In einer Ausführungsform sind die Antikörper spezifisch für die Peptide gemäß der Erfindung und sind nicht mit anderen Proteinen kreuzreaktiv. Screeningverfahren, durch die solche Antikörper identifiziert werden können, sind wohlbekannt und können z. B. die Immunaffinitätschromatographie einschließen.

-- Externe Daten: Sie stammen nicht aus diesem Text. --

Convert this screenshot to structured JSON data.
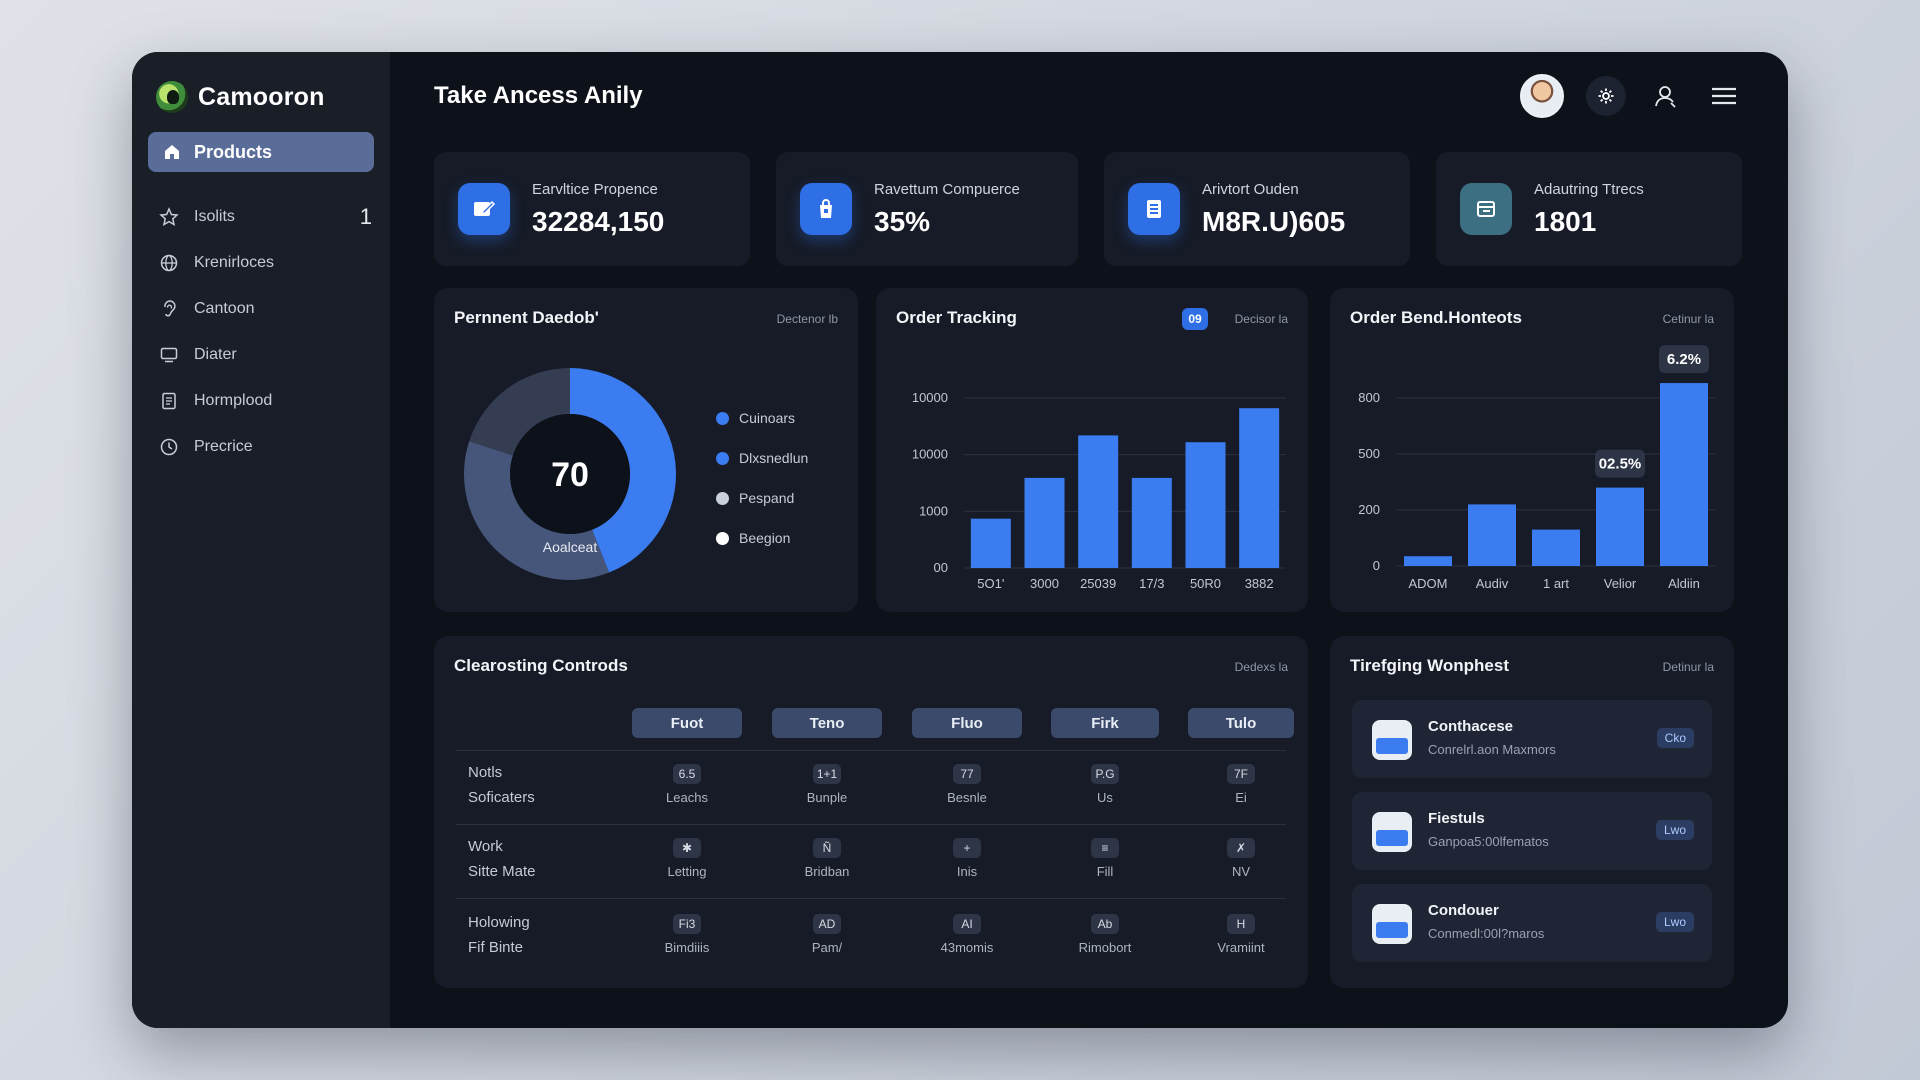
{
  "app": {
    "name": "Camooron"
  },
  "sidebar": {
    "active_item": "Products",
    "items": [
      {
        "label": "Isolits",
        "icon": "star-icon",
        "count": "1"
      },
      {
        "label": "Krenirloces",
        "icon": "globe-icon"
      },
      {
        "label": "Cantoon",
        "icon": "ear-icon"
      },
      {
        "label": "Diater",
        "icon": "monitor-icon"
      },
      {
        "label": "Hormplood",
        "icon": "document-icon"
      },
      {
        "label": "Precrice",
        "icon": "clock-icon"
      }
    ]
  },
  "header": {
    "title": "Take Ancess Anily"
  },
  "stats": [
    {
      "label": "Earvltice Propence",
      "value": "32284,150",
      "icon": "edit-icon"
    },
    {
      "label": "Ravettum Compuerce",
      "value": "35%",
      "icon": "bag-icon"
    },
    {
      "label": "Arivtort Ouden",
      "value": "M8R.U)605",
      "icon": "list-icon"
    },
    {
      "label": "Adautring Ttrecs",
      "value": "1801",
      "icon": "folder-icon"
    }
  ],
  "donut_panel": {
    "title": "Pernnent Daedob'",
    "link": "Dectenor lb",
    "center_value": "70",
    "center_label": "Aoalceat",
    "legend": [
      {
        "label": "Cuinoars",
        "color": "#3b7cf0"
      },
      {
        "label": "Dlxsnedlun",
        "color": "#3b7cf0"
      },
      {
        "label": "Pespand",
        "color": "#c9cfdb"
      },
      {
        "label": "Beegion",
        "color": "#ffffff"
      }
    ]
  },
  "order_tracking": {
    "title": "Order Tracking",
    "badge": "09",
    "link": "Decisor la"
  },
  "order_bend": {
    "title": "Order Bend.Honteots",
    "link": "Cetinur la"
  },
  "chart_data": [
    {
      "type": "donut",
      "values": [
        44,
        36,
        20
      ],
      "colors": [
        "#3b7cf0",
        "#46557a",
        "#343d52"
      ],
      "center_value": "70"
    },
    {
      "type": "bar",
      "title": "Order Tracking",
      "categories": [
        "5O1'",
        "3000",
        "25039",
        "17/3",
        "50R0",
        "3882"
      ],
      "yticks": [
        "00",
        "1000",
        "10000",
        "10000"
      ],
      "values": [
        0.29,
        0.53,
        0.78,
        0.53,
        0.74,
        0.94
      ]
    },
    {
      "type": "bar",
      "title": "Order Bend.Honteots",
      "categories": [
        "ADOM",
        "Audiv",
        "1 art",
        "Velior",
        "Aldiin"
      ],
      "yticks": [
        "0",
        "200",
        "500",
        "800"
      ],
      "values": [
        35,
        230,
        130,
        320,
        880
      ],
      "ylim": [
        0,
        900
      ],
      "annotations": [
        {
          "category": "Velior",
          "label": "02.5%"
        },
        {
          "category": "Aldiin",
          "label": "6.2%"
        }
      ]
    }
  ],
  "table_panel": {
    "title": "Clearosting Controds",
    "link": "Dedexs la",
    "columns": [
      "Fuot",
      "Teno",
      "Fluo",
      "Firk",
      "Tulo"
    ],
    "rows": [
      {
        "label1": "Notls",
        "label2": "Soficaters",
        "cells": [
          {
            "chip": "6.5",
            "sub": "Leachs"
          },
          {
            "chip": "1+1",
            "sub": "Bunple"
          },
          {
            "chip": "77",
            "sub": "Besnle"
          },
          {
            "chip": "P.G",
            "sub": "Us"
          },
          {
            "chip": "7F",
            "sub": "Ei"
          }
        ]
      },
      {
        "label1": "Work",
        "label2": "Sitte Mate",
        "cells": [
          {
            "chip": "✱",
            "sub": "Letting"
          },
          {
            "chip": "Ñ",
            "sub": "Bridban"
          },
          {
            "chip": "+",
            "sub": "Inis"
          },
          {
            "chip": "≡",
            "sub": "Fill"
          },
          {
            "chip": "✗",
            "sub": "NV"
          }
        ]
      },
      {
        "label1": "Holowing",
        "label2": "Fif Binte",
        "cells": [
          {
            "chip": "Fi3",
            "sub": "Bimdiiis"
          },
          {
            "chip": "AD",
            "sub": "Pam/"
          },
          {
            "chip": "AI",
            "sub": "43momis"
          },
          {
            "chip": "Ab",
            "sub": "Rimobort"
          },
          {
            "chip": "H",
            "sub": "Vramiint"
          }
        ]
      }
    ]
  },
  "notifications_panel": {
    "title": "Tirefging Wonphest",
    "link": "Detinur la",
    "items": [
      {
        "title": "Conthacese",
        "sub": "Conrelrl.aon Maxmors",
        "badge": "Cko"
      },
      {
        "title": "Fiestuls",
        "sub": "Ganpoa5:00lfematos",
        "badge": "Lwo"
      },
      {
        "title": "Condouer",
        "sub": "Conmedl:00l?maros",
        "badge": "Lwo"
      }
    ]
  },
  "colors": {
    "accent": "#3b7cf0",
    "background": "#0d111a",
    "panel": "#161b27",
    "sidebar": "#1a1e27"
  }
}
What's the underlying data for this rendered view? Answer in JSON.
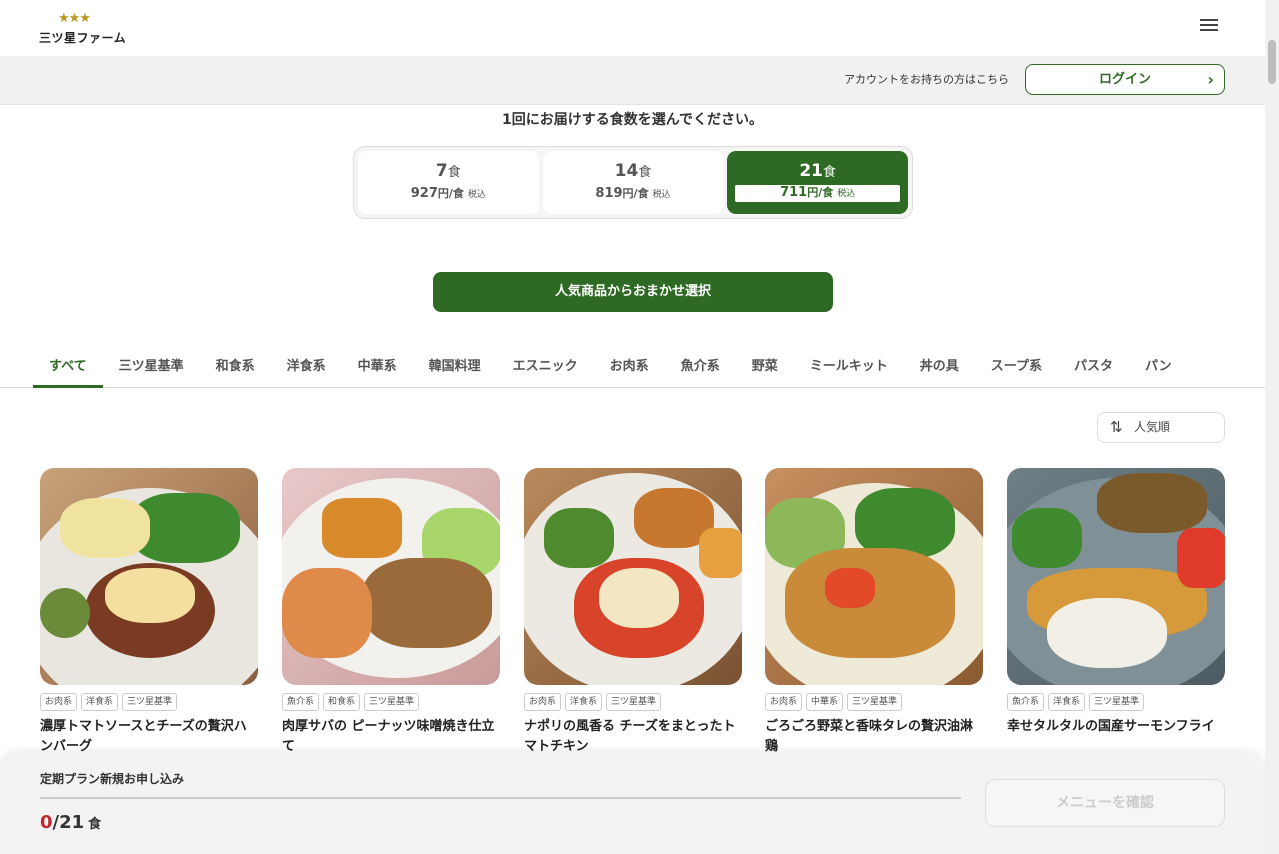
{
  "brand": {
    "stars": "★★★",
    "name": "三ツ星ファーム"
  },
  "account": {
    "prompt": "アカウントをお持ちの方はこちら",
    "login_label": "ログイン"
  },
  "selection": {
    "title": "1回にお届けする食数を選んでください。",
    "plans": [
      {
        "count": "7",
        "unit": "食",
        "price": "927",
        "price_unit": "円/食",
        "tax": "税込"
      },
      {
        "count": "14",
        "unit": "食",
        "price": "819",
        "price_unit": "円/食",
        "tax": "税込"
      },
      {
        "count": "21",
        "unit": "食",
        "price": "711",
        "price_unit": "円/食",
        "tax": "税込"
      }
    ],
    "selected_index": 2
  },
  "omakase_label": "人気商品からおまかせ選択",
  "tabs": [
    "すべて",
    "三ツ星基準",
    "和食系",
    "洋食系",
    "中華系",
    "韓国料理",
    "エスニック",
    "お肉系",
    "魚介系",
    "野菜",
    "ミールキット",
    "丼の具",
    "スープ系",
    "パスタ",
    "パン"
  ],
  "sort": {
    "label": "人気順"
  },
  "products": [
    {
      "tags": [
        "お肉系",
        "洋食系",
        "三ツ星基準"
      ],
      "title": "濃厚トマトソースとチーズの贅沢ハンバーグ"
    },
    {
      "tags": [
        "魚介系",
        "和食系",
        "三ツ星基準"
      ],
      "title": "肉厚サバの ピーナッツ味噌焼き仕立て"
    },
    {
      "tags": [
        "お肉系",
        "洋食系",
        "三ツ星基準"
      ],
      "title": "ナポリの風香る チーズをまとったトマトチキン"
    },
    {
      "tags": [
        "お肉系",
        "中華系",
        "三ツ星基準"
      ],
      "title": "ごろごろ野菜と香味タレの贅沢油淋鶏"
    },
    {
      "tags": [
        "魚介系",
        "洋食系",
        "三ツ星基準"
      ],
      "title": "幸せタルタルの国産サーモンフライ"
    }
  ],
  "bottom": {
    "title": "定期プラン新規お申し込み",
    "current": "0",
    "total": "/21",
    "unit": "食",
    "confirm_label": "メニューを確認"
  },
  "colors": {
    "brand_green": "#2f6a25",
    "count_red": "#c0272d"
  }
}
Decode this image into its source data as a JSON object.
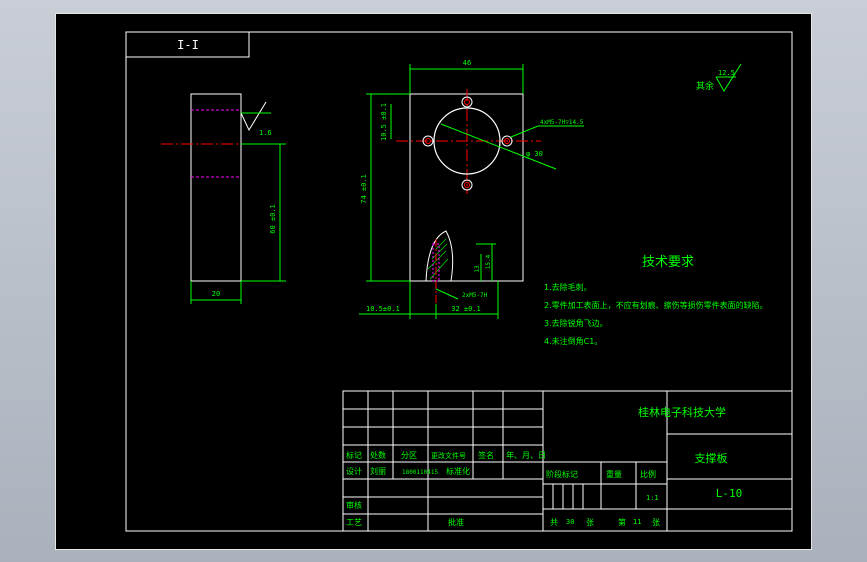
{
  "colors": {
    "background": "#000000",
    "outline": "#ffffff",
    "dimension": "#00ff00",
    "centerline": "#ff0000",
    "hidden": "#ff00ff",
    "annotation": "#00ff00"
  },
  "section_label": "I-I",
  "dims": {
    "width_top": "46",
    "height_left": "74 ±0.1",
    "hole_offset": "10.5 ±0.1",
    "hole_note": "4xM5-7H▽14.5",
    "circle_dia": "φ 30",
    "bottom_left": "10.5±0.1",
    "bottom_mid": "32 ±0.1",
    "bottom_thread": "2xM5-7H",
    "small_1": "13",
    "small_2": "15.4",
    "section_thick": "20",
    "section_height": "60 ±0.1",
    "section_arrow": "1.6"
  },
  "roughness": {
    "label": "其余",
    "value": "12.5"
  },
  "tech": {
    "title": "技术要求",
    "items": [
      "1.去除毛刺。",
      "2.零件加工表面上，不应有划痕、擦伤等损伤零件表面的缺陷。",
      "3.去除锐角飞边。",
      "4.未注倒角C1。"
    ]
  },
  "title_block": {
    "school": "桂林电子科技大学",
    "part_name": "支撑板",
    "drawing_no": "L-10",
    "headers": [
      "标记",
      "处数",
      "分区",
      "更改文件号",
      "签名",
      "年、月、日"
    ],
    "designer_label": "设计",
    "designer_name": "刘丽",
    "student_no": "1800110415",
    "std_label": "标准化",
    "stage_label": "阶段标记",
    "weight_label": "重量",
    "scale_label": "比例",
    "scale_value": "1:1",
    "review_label": "审核",
    "process_label": "工艺",
    "approve_label": "批准",
    "total_label": "共",
    "total_value": "30",
    "sheet_label": "张",
    "page_label": "第",
    "page_value": "11",
    "page_unit": "张"
  }
}
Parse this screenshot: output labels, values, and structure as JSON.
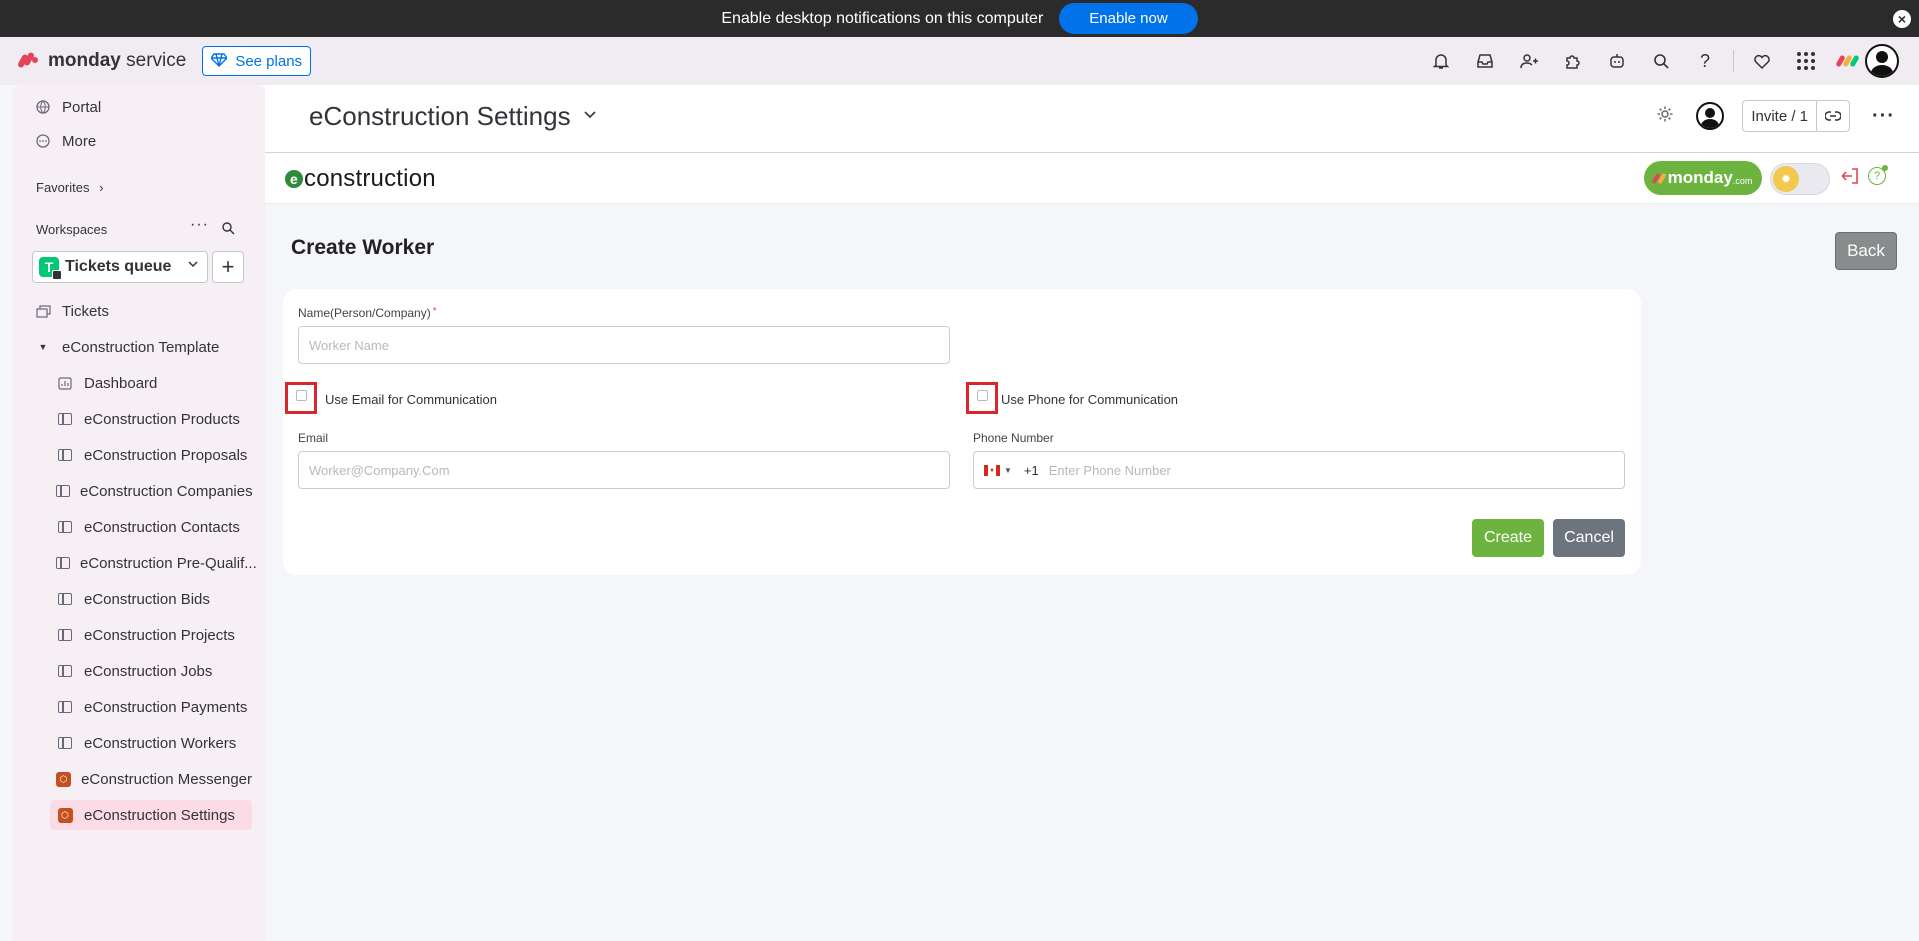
{
  "notification": {
    "text": "Enable desktop notifications on this computer",
    "enable_label": "Enable now",
    "close_label": "×"
  },
  "brand": {
    "name_bold": "monday",
    "name_rest": " service",
    "see_plans": "See plans"
  },
  "header_icons": [
    "bell-icon",
    "inbox-icon",
    "invite-members-icon",
    "apps-icon",
    "ai-bot-icon",
    "search-icon",
    "help-icon",
    "feedback-heart-icon",
    "app-launcher-icon"
  ],
  "sidebar": {
    "portal": "Portal",
    "more": "More",
    "favorites": "Favorites",
    "favorites_chevron": "›",
    "workspaces": "Workspaces",
    "workspace_badge": "T",
    "workspace_name": "Tickets queue",
    "tickets": "Tickets",
    "folder": "eConstruction Template",
    "items": [
      {
        "label": "Dashboard",
        "icon": "dashboard-icon"
      },
      {
        "label": "eConstruction Products",
        "icon": "board-icon"
      },
      {
        "label": "eConstruction Proposals",
        "icon": "board-icon"
      },
      {
        "label": "eConstruction Companies",
        "icon": "board-icon"
      },
      {
        "label": "eConstruction Contacts",
        "icon": "board-icon"
      },
      {
        "label": "eConstruction Pre-Qualif...",
        "icon": "board-icon"
      },
      {
        "label": "eConstruction Bids",
        "icon": "board-icon"
      },
      {
        "label": "eConstruction Projects",
        "icon": "board-icon"
      },
      {
        "label": "eConstruction Jobs",
        "icon": "board-icon"
      },
      {
        "label": "eConstruction Payments",
        "icon": "board-icon"
      },
      {
        "label": "eConstruction Workers",
        "icon": "board-icon"
      },
      {
        "label": "eConstruction Messenger",
        "icon": "app-icon"
      },
      {
        "label": "eConstruction Settings",
        "icon": "app-icon"
      }
    ]
  },
  "board": {
    "title": "eConstruction Settings",
    "invite_label": "Invite / 1"
  },
  "app": {
    "logo_text": "construction",
    "logo_letter": "e",
    "monday_pill": "monday",
    "monday_pill_suffix": ".com",
    "page_title": "Create Worker",
    "back_label": "Back",
    "form": {
      "name_label": "Name(Person/Company)",
      "name_required": "*",
      "name_placeholder": "Worker Name",
      "use_email_label": "Use Email for Communication",
      "use_phone_label": "Use Phone for Communication",
      "email_label": "Email",
      "email_placeholder": "Worker@Company.Com",
      "phone_label": "Phone Number",
      "phone_code": "+1",
      "phone_placeholder": "Enter Phone Number",
      "create_label": "Create",
      "cancel_label": "Cancel"
    }
  },
  "colors": {
    "accent_blue": "#0073ea",
    "app_green": "#6db33f",
    "cancel_gray": "#6c757d",
    "highlight_red": "#d9262c"
  }
}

Hybridomzelllinien, die monoklonale Antikörper produzieren, die für die Polypeptide gemäß der Erfindung spezifisch sind, sind ebenfalls hierin vorgesehen. Solche Hybridome können durch herkömmliche Methoden hergestellt und identifiziert werden. Ein Verfahren zur Herstellung solch einer Hybridomzelllinie umfasst das Immunisieren eines Tieres mit einem Polypeptid; das Ernten von Milzzellen aus diesem immunisierten Tier; das Fusionieren der genannten Milzzellen mit einer Myelomzelllinie, wodurch Hybridomzellen erzeugt werden; und das Identifizieren einer Hybridomzelllinie, die einen monoklonalen Antikörper produziert, der das Polypeptid bindet. Die monoklonalen Antikörper können durch konventionelle Verfahren gewonnen werden.
Antikörper, die mit den Polypeptiden gemäß der Erfindung immunologisch reagieren, werden hierin zur Verfügung gestellt. Solche Antikörper binden spezifisch über die Antigenbindungsstellen des Antikörpers an die Polypeptide (im Gegensatz zur nichtspezifischen Bindung). Folglich können die Polypeptide, Fragmente, Varianten, Fusionsproteine usw., wie oben dargestellt, als "Immunogene" bei der Herstellung von damit immunologisch reagierenden Antikörpern verwendet werden. Genauer enthalten die Polypepti de, Fragmente, Varianten, Fusionsproteine usw. antigene Determinanten oder Epitope, die die Bildung von Antikörpern hervorrufen.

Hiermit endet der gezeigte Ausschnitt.